The artist initially used The Store to exhibit and sell objects made of painted plaster, such as Mannikin with One Leg, 1961. Oldenburg wanted his representational works to reflect the images of every day life in the city. The human-scale size of the sculpture in relation to the other works being sold at The Store sets the object apart from the smaller products being produced at the time. Mannikin with One Leg, constructed of plaster, enamel, and muslin was, like the other earlier works manufactured in The Store, "blotched, spattered, and overpainted like a city wall" (ibid, p. 65). While the precedent of this interest in consumer goods and urban debris was set by the Dadaists, the splattered manner in which Oldenburg painted Mannikin with One Leg recalls the style of the Abstract Expressionist, Jackson Pollock.

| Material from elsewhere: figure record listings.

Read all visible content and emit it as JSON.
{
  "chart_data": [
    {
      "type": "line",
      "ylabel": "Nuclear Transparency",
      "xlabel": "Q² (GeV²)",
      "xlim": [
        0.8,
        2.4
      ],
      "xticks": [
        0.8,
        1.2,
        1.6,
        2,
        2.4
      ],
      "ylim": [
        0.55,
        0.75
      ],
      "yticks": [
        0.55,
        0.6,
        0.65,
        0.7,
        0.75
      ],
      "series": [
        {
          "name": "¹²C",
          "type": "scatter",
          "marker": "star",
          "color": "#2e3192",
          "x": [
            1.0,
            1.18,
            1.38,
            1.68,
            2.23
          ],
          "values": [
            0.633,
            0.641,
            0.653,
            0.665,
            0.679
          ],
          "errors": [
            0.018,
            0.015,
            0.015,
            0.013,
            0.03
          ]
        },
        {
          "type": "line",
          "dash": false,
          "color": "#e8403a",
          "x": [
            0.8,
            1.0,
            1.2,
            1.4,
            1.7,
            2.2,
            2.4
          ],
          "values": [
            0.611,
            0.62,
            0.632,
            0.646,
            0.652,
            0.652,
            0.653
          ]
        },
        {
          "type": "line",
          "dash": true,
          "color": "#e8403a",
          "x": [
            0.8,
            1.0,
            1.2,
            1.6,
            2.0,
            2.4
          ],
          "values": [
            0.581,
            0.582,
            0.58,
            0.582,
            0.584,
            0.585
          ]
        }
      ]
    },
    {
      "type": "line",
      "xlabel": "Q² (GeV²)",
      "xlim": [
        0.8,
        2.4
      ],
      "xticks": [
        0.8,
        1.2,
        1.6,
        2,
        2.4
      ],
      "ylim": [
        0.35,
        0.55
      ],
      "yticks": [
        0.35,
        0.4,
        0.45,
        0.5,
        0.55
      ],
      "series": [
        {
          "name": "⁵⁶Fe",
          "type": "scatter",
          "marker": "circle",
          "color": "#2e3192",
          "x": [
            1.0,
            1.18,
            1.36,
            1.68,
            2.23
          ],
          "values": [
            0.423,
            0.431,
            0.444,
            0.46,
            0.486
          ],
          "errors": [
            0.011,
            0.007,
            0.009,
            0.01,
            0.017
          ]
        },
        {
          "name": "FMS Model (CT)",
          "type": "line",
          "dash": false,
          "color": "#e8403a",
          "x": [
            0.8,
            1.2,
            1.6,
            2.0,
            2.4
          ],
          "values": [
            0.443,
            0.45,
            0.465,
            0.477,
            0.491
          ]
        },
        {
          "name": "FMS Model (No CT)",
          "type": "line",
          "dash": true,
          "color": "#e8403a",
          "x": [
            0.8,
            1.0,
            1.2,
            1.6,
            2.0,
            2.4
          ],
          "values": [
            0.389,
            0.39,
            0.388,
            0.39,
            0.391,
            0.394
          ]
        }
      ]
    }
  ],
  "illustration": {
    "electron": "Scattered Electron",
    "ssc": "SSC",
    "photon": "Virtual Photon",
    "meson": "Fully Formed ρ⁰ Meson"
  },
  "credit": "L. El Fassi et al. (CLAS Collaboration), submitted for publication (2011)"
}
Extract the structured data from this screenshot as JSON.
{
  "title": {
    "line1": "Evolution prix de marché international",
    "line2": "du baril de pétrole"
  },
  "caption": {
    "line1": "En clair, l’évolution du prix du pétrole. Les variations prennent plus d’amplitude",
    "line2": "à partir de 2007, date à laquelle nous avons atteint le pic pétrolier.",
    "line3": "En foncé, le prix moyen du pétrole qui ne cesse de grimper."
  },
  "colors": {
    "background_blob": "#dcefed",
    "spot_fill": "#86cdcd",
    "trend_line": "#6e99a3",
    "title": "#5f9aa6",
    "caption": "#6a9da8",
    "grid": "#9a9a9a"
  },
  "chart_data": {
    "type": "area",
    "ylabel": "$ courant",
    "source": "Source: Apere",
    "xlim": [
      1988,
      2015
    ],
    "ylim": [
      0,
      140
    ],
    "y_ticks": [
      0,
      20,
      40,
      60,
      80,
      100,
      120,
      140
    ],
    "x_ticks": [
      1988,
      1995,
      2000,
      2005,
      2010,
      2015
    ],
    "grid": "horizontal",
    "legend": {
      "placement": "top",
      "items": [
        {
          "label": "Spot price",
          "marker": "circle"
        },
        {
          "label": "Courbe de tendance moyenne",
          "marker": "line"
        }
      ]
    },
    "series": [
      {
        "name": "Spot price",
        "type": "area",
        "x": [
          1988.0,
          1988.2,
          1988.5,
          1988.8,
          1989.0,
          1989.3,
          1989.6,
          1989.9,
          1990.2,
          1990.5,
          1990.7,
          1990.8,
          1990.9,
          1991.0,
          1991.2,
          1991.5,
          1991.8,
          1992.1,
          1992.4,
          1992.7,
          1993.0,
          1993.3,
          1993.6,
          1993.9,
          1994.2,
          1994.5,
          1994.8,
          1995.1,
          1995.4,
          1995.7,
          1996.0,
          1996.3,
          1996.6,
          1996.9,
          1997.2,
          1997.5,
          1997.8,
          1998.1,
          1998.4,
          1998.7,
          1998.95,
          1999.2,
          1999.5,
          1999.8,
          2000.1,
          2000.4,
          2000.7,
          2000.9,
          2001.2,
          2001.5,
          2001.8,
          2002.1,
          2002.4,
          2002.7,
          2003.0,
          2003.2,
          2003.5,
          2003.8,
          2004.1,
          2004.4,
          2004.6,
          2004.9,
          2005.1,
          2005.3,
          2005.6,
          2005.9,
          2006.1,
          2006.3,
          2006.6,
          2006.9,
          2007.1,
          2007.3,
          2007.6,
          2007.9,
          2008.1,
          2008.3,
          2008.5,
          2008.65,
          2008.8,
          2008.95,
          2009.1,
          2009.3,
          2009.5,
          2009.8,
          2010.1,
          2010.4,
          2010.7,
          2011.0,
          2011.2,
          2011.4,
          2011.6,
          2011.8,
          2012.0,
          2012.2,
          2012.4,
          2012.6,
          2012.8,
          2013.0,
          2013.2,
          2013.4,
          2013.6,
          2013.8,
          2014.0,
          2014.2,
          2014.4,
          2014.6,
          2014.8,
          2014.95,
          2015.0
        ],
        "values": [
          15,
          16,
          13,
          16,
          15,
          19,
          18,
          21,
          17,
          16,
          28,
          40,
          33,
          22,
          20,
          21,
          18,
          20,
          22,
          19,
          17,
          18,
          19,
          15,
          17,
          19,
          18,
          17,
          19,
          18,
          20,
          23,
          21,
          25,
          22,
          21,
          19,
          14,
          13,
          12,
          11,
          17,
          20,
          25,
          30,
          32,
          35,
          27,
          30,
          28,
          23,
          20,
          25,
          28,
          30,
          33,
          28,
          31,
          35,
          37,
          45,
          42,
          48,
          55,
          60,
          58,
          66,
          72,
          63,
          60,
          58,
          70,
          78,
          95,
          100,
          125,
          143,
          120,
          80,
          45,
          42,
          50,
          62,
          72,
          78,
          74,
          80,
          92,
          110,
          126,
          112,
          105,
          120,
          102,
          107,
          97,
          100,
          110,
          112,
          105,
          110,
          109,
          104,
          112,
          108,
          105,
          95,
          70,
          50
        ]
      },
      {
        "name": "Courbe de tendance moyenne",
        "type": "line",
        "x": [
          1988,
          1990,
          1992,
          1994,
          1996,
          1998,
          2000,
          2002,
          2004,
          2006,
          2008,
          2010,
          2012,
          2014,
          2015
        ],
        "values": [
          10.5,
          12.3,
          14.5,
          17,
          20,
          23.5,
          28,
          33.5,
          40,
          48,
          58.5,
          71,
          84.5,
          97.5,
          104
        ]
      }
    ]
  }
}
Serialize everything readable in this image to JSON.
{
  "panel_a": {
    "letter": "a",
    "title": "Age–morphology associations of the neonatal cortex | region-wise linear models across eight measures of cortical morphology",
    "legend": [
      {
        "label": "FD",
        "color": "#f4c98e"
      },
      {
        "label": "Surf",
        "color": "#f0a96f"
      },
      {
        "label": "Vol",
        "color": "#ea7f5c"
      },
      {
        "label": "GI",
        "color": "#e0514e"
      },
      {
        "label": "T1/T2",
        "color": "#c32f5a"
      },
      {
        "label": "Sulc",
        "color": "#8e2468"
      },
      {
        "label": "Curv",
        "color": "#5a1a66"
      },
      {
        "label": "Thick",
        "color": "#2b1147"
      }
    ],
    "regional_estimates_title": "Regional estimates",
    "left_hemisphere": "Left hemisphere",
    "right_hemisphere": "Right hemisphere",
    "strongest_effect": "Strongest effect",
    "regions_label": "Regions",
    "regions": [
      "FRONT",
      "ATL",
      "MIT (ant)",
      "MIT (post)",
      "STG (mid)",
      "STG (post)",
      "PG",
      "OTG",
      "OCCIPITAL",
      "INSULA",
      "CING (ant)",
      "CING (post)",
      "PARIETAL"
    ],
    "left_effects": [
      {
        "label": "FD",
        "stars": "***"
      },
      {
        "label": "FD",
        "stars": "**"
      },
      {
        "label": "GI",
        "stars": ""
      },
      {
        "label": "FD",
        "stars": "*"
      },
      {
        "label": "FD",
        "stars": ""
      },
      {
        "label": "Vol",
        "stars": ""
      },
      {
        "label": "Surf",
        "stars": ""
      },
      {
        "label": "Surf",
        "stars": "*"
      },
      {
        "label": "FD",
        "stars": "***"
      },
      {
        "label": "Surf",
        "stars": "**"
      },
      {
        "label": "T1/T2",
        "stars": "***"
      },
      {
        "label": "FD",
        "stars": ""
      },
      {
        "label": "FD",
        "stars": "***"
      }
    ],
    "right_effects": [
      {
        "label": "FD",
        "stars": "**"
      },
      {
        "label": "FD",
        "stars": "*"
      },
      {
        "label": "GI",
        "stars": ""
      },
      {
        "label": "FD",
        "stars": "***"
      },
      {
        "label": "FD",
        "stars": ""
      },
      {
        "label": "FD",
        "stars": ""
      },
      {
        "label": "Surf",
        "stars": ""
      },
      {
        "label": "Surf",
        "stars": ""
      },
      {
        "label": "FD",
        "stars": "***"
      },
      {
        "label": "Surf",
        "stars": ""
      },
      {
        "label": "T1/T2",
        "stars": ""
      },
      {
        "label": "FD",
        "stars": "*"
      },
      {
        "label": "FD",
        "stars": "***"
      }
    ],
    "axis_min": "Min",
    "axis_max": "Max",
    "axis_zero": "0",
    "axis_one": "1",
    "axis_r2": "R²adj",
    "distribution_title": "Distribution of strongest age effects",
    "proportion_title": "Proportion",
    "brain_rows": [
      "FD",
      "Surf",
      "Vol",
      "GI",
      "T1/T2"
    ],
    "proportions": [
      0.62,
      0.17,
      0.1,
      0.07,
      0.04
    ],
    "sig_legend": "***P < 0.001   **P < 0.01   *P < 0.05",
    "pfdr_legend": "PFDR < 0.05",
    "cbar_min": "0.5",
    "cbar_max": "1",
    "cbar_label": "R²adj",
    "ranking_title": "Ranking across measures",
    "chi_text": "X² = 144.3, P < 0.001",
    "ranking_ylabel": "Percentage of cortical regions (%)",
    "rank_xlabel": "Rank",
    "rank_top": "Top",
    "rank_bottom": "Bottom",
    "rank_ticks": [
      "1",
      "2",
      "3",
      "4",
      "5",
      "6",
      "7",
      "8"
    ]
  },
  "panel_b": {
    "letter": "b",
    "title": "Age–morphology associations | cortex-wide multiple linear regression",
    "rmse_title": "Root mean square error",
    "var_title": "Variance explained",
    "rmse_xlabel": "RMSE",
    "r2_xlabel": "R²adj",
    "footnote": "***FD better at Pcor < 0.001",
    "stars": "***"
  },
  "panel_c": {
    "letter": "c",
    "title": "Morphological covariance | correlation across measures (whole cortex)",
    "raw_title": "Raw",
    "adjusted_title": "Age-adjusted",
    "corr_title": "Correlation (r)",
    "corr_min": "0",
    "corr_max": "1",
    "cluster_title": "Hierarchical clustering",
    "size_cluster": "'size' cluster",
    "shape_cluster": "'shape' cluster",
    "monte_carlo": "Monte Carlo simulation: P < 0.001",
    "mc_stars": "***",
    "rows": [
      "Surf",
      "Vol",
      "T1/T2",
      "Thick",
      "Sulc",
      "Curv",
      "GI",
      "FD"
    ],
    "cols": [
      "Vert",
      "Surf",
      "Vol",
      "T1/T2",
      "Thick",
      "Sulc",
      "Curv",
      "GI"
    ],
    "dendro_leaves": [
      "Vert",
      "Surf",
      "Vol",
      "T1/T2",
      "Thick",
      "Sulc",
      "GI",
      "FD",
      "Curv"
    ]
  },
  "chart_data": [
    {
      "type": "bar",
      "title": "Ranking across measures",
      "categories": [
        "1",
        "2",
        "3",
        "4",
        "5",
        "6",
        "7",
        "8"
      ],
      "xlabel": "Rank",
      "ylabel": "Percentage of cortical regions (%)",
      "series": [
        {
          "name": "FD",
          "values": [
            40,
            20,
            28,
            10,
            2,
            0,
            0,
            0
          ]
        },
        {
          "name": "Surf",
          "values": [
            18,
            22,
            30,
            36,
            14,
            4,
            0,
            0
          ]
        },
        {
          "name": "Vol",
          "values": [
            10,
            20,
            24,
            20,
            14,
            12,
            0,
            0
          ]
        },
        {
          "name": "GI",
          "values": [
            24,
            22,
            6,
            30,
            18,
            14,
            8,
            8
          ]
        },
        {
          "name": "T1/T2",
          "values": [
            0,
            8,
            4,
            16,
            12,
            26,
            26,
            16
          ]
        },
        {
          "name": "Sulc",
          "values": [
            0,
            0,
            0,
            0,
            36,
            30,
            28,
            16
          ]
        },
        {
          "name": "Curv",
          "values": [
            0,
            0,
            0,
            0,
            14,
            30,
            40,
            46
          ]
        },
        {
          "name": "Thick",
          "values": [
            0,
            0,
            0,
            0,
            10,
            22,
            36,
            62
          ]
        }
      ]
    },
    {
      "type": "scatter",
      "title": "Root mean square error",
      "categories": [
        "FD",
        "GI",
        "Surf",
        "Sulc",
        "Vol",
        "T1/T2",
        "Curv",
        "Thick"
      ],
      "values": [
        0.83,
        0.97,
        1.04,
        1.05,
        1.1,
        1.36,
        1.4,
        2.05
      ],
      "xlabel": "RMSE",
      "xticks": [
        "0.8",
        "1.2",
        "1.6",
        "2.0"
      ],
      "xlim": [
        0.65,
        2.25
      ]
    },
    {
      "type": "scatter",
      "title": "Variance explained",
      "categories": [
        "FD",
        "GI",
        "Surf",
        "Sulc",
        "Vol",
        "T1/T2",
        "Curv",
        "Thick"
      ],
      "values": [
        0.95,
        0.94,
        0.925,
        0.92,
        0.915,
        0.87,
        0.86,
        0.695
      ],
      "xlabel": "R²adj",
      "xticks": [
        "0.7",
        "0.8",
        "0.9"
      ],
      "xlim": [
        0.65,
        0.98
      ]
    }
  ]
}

Pop Art hit America full force at the outset of the 1960s and the presence of Oldenburg's Store as a museum/store/theatre was testimony to the new-found interest in the mundane aspects of the everyday and American consumer culture. Artists associated with this movement, such as Warhol, Lichtenstein and Oldenburg, realizing the potential of the everyday environment such as advertisements, comics, store-bought products and other aspects of popular culture validated these objects as art forms themselves. Although these Pop Artists reacted against the Abstract Expressionists, their pictorial depictions were nonetheless dependent on the innovations of their predecessors. While Warhol based his works on consumerism and mass media, Lichtenstein found inspiration in the mass produced comic-strips of the 1960s. Oldenburg, like his contemporaries, was interested in the notion of art as a business; however, unlike the more graphic works of Warhol and Lichtenstein, Oldenburg wanted to portray the raw power of "fleshy matter."